Harbor Health Services

Dallas, TX

JOB DETAILS
SKILLS
Best Practices, Billing, Claims Processing, Communication Skills, Competitive Analysis/Strategy, Conflict Resolution, Corrective Action, Cross-Functional, Customer Experience, Documentation, Health Plan, Healthcare, Identify Issues, Leadership, Literacy, Market Trend Analysis, Metrics, Network Administration/Management, Network Performance/Analysis, Onboarding, Operational Improvement, Operations Planning, Organizational Skills, Performance Analysis, Performance Management, Performance Metrics, Problem Solving Skills, Provider Contracting, Provider Relations, Quality Metrics, Reimbursement, Relationship Management, Reporting Dashboards, Risk Management, Sales Management, Startup, Team Player, Time Management, Utilization Management, Willing to Travel
LOCATION
Dallas, TX
POSTED
Today

Provider Relationship Manager - Dallas

Regional Health Plan | Provider Relations | Network Operations

COMPANY OVERVIEW

At Harbor Health, we're transforming healthcare in Texas through collaboration and innovation. We're seeking passionate individuals to help us create amember-centered experience that connects comprehensive care with a modern payment model. If you're ready to make a meaningful impact in a dynamic environment where your contributions are valued, please bring your talents to our team!
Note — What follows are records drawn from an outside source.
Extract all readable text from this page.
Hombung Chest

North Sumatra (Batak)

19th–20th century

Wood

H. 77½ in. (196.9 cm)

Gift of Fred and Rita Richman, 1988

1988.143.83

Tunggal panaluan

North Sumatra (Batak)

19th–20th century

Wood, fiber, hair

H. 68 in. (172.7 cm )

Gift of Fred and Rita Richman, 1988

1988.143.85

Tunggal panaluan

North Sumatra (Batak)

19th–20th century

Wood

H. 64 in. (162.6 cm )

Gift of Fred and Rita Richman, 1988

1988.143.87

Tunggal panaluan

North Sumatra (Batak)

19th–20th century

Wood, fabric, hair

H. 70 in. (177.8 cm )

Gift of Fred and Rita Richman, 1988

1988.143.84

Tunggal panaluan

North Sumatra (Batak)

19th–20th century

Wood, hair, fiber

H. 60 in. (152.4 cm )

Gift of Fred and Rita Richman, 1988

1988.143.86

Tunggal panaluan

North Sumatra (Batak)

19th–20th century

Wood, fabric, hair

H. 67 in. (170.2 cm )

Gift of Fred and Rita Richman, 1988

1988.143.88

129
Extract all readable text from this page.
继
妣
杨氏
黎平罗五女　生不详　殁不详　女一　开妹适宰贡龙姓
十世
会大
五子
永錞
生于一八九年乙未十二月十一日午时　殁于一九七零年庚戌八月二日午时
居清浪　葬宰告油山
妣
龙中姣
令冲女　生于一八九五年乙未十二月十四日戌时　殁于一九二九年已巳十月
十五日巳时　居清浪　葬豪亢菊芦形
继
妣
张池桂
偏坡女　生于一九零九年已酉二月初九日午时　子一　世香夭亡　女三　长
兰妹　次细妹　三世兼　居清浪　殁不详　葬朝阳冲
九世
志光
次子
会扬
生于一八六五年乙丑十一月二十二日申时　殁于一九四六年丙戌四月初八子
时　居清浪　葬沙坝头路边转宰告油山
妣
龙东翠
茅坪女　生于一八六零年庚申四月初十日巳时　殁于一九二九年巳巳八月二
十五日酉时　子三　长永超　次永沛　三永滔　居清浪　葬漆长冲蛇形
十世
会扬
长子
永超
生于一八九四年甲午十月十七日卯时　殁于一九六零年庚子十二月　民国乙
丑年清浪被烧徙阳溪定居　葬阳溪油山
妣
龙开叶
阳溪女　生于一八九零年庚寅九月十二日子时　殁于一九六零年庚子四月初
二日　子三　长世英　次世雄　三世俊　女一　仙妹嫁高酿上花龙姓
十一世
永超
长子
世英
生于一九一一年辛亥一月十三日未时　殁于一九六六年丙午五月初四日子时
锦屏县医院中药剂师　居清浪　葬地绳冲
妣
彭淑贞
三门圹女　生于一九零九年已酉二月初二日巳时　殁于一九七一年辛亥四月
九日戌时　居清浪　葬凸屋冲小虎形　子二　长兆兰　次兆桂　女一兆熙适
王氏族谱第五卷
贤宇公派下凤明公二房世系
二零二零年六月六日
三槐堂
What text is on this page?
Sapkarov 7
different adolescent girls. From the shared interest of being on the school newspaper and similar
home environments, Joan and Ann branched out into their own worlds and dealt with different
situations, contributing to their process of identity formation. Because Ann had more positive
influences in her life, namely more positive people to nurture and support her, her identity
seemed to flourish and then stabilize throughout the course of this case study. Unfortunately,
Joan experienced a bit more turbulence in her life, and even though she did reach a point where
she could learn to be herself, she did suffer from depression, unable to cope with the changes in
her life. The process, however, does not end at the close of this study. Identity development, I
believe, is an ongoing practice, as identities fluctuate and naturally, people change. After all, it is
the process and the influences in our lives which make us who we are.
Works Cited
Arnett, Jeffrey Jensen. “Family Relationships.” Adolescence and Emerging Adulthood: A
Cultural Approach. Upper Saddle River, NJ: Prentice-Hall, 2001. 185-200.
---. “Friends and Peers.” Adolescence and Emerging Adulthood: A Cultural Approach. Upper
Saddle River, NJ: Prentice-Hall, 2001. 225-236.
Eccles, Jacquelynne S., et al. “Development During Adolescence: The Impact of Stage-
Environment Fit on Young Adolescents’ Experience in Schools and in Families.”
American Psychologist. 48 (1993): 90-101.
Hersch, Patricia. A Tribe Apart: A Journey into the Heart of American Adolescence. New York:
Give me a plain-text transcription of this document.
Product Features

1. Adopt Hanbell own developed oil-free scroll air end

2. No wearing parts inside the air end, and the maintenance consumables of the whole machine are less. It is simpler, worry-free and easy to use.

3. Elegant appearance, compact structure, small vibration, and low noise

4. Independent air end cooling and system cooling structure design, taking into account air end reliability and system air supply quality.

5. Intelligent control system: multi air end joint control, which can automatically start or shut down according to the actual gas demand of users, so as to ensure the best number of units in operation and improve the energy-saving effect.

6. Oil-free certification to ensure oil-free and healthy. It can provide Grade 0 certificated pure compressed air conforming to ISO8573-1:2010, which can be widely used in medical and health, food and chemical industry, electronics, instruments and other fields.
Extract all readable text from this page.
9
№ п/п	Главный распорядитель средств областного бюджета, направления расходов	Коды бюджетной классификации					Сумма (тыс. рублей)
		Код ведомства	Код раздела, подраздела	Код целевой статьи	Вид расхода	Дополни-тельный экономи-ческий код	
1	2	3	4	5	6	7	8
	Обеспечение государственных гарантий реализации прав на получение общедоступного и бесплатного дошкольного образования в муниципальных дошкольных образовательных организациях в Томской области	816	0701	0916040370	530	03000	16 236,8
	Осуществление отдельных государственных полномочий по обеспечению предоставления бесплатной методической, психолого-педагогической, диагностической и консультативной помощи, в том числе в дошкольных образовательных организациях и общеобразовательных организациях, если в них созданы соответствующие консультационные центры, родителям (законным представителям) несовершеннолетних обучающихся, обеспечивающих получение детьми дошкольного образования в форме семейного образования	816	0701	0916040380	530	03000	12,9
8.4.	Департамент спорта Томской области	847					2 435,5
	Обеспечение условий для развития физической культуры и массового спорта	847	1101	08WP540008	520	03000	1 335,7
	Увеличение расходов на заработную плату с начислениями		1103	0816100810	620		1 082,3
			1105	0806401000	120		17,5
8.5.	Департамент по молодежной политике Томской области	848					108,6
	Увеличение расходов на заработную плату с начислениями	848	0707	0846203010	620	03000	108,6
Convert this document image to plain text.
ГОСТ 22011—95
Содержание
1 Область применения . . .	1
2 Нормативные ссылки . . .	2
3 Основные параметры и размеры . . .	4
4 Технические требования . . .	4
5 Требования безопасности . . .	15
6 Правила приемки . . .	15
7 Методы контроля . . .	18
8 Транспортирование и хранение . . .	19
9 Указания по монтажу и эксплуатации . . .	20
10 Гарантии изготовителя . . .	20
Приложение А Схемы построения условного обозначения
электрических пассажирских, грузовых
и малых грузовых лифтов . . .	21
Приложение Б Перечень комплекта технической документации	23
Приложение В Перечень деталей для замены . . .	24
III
POSITION DUTIES & RESPONSIBILITIES

The Provider Relationship Manager serves as the “boots on the ground” representative of the health plan for all in-network provider groups across the region. This role is responsible for ensuring an exceptional member experience by building strong provider relationships, resolving operational issues, improving network performance, and aligning provider groups with the health plan's strategic objectives.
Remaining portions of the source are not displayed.